The distribution of tasks in this process is the paradigm I want to highlight. The community was charged with articulating values. The experts were charged with determining facts—the probabilities that valued outcomes would result from services used to treat specific health problems. The epidemiologic experts provide the social capacity to determine whether changes hit or miss the valued target. Epidemiology has a crucial role to play in the political ethical work of the community as it seeks to provision itself with the health care services it really wants.

For example, we need epidemiological data to make sense of the apparently simple notion of universality. Is universal coverage worth it from the point of view of effect on the population’s health status? Other epidemiologic data is needed to deal with the fact that coverage does not of itself provide access to effective services. The continuing studies of small area variations in medical care is an example of needed data.

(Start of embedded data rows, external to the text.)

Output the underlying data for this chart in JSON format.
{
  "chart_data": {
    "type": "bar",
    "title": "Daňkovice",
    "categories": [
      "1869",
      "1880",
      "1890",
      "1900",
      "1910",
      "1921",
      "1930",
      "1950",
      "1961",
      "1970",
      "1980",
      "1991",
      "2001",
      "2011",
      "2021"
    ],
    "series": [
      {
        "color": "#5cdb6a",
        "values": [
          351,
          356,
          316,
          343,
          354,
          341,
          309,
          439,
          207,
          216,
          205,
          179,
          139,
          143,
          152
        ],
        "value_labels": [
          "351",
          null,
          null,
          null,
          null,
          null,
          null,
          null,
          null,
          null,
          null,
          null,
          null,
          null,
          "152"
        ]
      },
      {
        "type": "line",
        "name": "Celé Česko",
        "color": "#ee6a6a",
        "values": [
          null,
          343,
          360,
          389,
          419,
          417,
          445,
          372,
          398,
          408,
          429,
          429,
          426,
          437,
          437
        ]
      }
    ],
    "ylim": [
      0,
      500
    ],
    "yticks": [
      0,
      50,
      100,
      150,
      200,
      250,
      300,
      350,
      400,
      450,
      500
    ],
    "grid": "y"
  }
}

Creating social impact is not a new role for epidemiology. It is at the center of the public health ethic. As managed care becomes more and more the delivery system of choice in both the public and private sectors, epidemiologists need to be ready to play a conscious role in this transformation. This is not a call to abandon scientific canons of valid and reliable data. But it is a challenge for epidemiologists to use the population-based perspective which is uniquely theirs and pay attention to how their facts affect (or fail to affect) social policy. The quality of life of the whole society is affected by how well decision makers see the consequences of policy choices and their impact on the values of the community.

The contemporary challenge for epidemiologists is to see themselves as partners with the general public and with policy leaders in creating social ethics solutions to complex problems. Policy leaders identify the next step agenda. The public articulates the values that make outcomes worth achieving. Epidemiologists and other technical experts provide the data by which leaders can organize, coordinate and calibrate social effort and keep it on target. Epidemiology, as a profession, should not stand apart from politics, nor hope to replace politics with a higher rationality. Society needs epidemiologists engaged in the political arena as committed partners arguing for the data in the effort to make political activity successful, democratic and fully human.